I also found that we are on very close latitude lines: Tucson is   32.2217° N and Pensacola is 30.4213° N.

 

 

Where I live!
Where I live!

Strains of Jimmy Buffet come to mind:

It’s those changes in latitudes,
changes in attitudes nothing remains quite the same.
With all of our running and all of our cunning,
If we couldn’t laugh, we would all go insane.

Right of Passage in a Monsoon Storm

moth-daturacroppedWhen I fist moved to Tucson, Arizona, I was new to the high desert. Biologists refer to its flora and fauna as “lush”–a term that up until then I would not have chosen for a desert.

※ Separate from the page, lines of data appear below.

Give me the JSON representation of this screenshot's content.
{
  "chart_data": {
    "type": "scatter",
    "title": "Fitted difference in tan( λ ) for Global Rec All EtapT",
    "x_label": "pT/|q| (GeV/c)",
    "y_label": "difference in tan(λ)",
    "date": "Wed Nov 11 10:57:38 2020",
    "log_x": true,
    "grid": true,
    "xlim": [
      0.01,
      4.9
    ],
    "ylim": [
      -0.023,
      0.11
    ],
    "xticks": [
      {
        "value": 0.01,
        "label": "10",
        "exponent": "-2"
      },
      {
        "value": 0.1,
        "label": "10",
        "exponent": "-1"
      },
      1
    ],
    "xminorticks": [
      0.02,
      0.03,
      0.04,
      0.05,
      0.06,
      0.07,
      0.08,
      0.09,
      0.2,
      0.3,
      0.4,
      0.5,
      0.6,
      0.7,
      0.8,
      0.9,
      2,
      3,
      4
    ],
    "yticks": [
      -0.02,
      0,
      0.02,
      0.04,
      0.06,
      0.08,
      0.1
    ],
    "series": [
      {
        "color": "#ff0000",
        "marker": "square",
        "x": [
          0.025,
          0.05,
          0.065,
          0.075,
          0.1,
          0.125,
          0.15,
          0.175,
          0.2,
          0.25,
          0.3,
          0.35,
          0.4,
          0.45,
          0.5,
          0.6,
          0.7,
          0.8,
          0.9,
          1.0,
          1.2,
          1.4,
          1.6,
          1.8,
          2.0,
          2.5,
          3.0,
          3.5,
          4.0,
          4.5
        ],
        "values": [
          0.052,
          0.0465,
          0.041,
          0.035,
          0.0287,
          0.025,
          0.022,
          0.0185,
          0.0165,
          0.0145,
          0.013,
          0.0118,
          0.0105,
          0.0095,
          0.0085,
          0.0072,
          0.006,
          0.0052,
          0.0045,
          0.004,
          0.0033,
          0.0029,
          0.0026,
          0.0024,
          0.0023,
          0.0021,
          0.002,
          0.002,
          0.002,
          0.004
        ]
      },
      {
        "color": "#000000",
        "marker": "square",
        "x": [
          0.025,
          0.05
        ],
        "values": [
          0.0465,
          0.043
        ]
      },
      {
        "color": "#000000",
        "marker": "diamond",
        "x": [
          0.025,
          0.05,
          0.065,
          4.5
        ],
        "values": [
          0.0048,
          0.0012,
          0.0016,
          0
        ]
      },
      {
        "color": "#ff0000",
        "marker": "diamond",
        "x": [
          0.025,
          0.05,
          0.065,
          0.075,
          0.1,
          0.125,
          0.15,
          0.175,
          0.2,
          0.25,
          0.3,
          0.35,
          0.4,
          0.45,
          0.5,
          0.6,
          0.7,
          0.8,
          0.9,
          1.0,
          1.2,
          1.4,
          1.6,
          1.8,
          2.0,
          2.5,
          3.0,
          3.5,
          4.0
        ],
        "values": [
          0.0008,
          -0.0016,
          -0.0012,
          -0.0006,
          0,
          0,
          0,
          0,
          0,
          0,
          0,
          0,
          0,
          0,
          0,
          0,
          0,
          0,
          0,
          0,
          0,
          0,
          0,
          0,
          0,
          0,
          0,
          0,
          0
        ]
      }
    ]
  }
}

Through colleagues at the Arizona-Sonora Desert Museum, I learned about a poetry reading at University of Arizona by Dr. Ofelia Zepeda, 

Dr. Zepeda is a member of the Tohono O’odham Nation, a lifelong desert dweller, a linguist, and cultural preservationist. In 1999 she was awarded the MacArthur Fellowship for her work creating a Tohono O’odham book of grammar. However, Dr. Zepeda’s poetry is what I wish to focus on and how the chance encounter with her performance in the first week of my residency in Tucson led to my deep feeling for a place and community as culturally rich as any I’ve known.

The poetry reading took place in the circular auditorium (kiva) in the American Indian Studies Department at U.A. In the large room with rows pitched down toward the lectern in its center, a soft voice rose and fell. Dr. Zepeda’s was reading from her book, Ocean Power She spoke in O’odham and English, alternating between each as she read.  I closed my eyes to listen to the language of desert communities at Tucson’s origin.

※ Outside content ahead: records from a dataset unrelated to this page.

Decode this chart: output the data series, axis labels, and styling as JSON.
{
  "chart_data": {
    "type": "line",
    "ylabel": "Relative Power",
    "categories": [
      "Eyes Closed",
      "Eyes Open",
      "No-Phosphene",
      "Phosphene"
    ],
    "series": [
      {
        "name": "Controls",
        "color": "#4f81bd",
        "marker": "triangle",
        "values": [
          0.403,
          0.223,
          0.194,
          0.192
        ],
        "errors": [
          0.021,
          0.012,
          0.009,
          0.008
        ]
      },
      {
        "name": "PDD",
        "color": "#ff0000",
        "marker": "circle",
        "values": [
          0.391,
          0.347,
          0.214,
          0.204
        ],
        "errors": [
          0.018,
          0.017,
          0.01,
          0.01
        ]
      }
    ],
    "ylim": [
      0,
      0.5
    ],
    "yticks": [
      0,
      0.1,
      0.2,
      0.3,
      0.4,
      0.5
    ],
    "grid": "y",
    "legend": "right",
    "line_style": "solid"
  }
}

She explained the relationship of her family and community to rain in the desert, its precious nature, and how, after the long hot, dry foresummer, the first monsoon clouds gather, and people point and wait for the first cold dollops of rain.

After her lecture, I walked to my hot, dusty car to drive home. Not long after I was on the road, a massive monsoon cloud, as black as coal, threw lightening strikes like explosions on the ground, and rain burst from the sky, falling n buckets, cleansing the car and blinding my sight. I had to pull over. Flood waters gushed around drains, cars stalled as the water rose, but all the people smiled behind their windshields or stood outside their vehicles with open arms, letting the storm soak them to the bone. It was a celebration, first delivered through Dr. Zepeda’s poetry and, then, by the monsoon itself.  I believe to this day that hearing about rain on the desert in O’odham made the impact of the storm much deeper for me. It was a true rite of passage. Listen to a short video about Dr. Zepeda.

 

Ecopoetics and Anne Waldman

Pensacola is blessed with many strong writers and poets. The West Florida Literary Federation leads the region in advancing the creative spirit. That includes supporting a Poet Laureate. Jamey Jones is the current Poet Laureate in Residence. He and the Federation brought my attention to Anne Waldman.

That I had never heard of Anne is both a testament to my ignorance and to the important role of the Federation in enriching individual artists’ and the public’s experiences in the arts.

From CNN - http://www.cnn.com/2016/01/08/living/manatee-endangered-species-feat/
From CNN – http://www.cnn.com/2016/01/08/living/manatee-endangered-species-feat/

Check out Anne’s moving Manatee Humanity. Her reading introduced me to the potential of poetry to advance understanding and compassion for a fellow mammal.

Anne talks about an encounter with a manatee in an aquarium in Florida.  In other interviews on her website, Waldman describes Ecopoetics, a term I had never read.  While you are on Waldman’s website, click around to listen to other performances. You are in for a treat and a powerful force for good. There is nothing ambivalent about Anne.